A discussion on state of affairs in Kashmir titled ‘Kashmir Today’ was organised at National Media Centre in the city on Saturday.
Speaking on the occasion, noted artist Veer Munshi gave life to his experiences in Kashmir through his art, which included paintings and installations.
From the outbreak of militancy in 1990s to the Pandit exodus, Munshi through his art depicted the life and changing times in Kashmir. He gave a presentation of his work during the event.
Through one of the videos that Munshi shot -- of an abandoned house of a Kashmiri Pandit and a person walking beside it -- he puts across the message of how successive governments have failed to resolve the issue of Kashmiri Pandits.
As a Pandit who is living in exile in Delhi, Munshi calls himself a victim and a victimiser -- for he is from Kashmir but now lives in Delhi.
“I think successive governments have failed to resolve the issue that has been there for 26 years,” he said.
Like several other Kashmiri Pandits, Munshi and his family left the valley in 1990. He, however, returned to his ancestral home in 2008. It was then that he realised that not much has changed in Kashmir.
“When it started in the 1990s, I thought militancy will be over in a few years.
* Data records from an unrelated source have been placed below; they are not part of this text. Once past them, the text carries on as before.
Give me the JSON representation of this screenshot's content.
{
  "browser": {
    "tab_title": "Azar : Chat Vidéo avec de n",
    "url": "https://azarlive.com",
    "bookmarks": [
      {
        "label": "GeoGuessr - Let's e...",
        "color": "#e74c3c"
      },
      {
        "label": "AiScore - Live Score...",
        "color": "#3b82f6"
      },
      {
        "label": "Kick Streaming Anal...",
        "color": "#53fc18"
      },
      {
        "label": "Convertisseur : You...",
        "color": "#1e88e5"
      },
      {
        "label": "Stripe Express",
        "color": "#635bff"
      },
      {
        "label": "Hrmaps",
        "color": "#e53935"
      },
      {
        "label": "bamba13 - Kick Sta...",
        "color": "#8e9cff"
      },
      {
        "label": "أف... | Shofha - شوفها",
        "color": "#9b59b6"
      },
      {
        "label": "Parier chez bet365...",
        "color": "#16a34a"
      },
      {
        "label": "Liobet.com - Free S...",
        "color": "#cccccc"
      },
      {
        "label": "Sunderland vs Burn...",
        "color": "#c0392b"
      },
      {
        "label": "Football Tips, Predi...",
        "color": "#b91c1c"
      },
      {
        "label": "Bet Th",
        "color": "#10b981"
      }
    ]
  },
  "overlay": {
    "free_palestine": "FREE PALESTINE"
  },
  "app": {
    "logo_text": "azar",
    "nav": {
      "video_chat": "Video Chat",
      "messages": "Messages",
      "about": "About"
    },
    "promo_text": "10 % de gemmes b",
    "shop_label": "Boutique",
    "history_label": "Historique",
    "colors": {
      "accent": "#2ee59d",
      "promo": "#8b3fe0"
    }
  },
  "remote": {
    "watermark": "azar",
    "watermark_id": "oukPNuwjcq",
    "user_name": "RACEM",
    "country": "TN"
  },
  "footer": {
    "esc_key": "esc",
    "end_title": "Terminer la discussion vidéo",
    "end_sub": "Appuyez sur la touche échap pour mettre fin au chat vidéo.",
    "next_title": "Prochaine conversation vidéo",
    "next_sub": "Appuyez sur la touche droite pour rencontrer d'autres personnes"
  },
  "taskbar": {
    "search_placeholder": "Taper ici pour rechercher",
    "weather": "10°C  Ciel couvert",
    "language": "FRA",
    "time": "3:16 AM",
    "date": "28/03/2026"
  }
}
But it has continued for 26 years,” he said.
As the valley continues to simmer for a third week consecutive week over the killing of militant Burhan Muzzafar Wani, Munshi feels that not much has changed on the ground.
“Three things has affected Kashmir the most -- the Pandit exodus, the 2010 protests in which security forces killed 120 boys and the floods of 2014. Today, things are equally grim as 50 people have been killed again,” he said.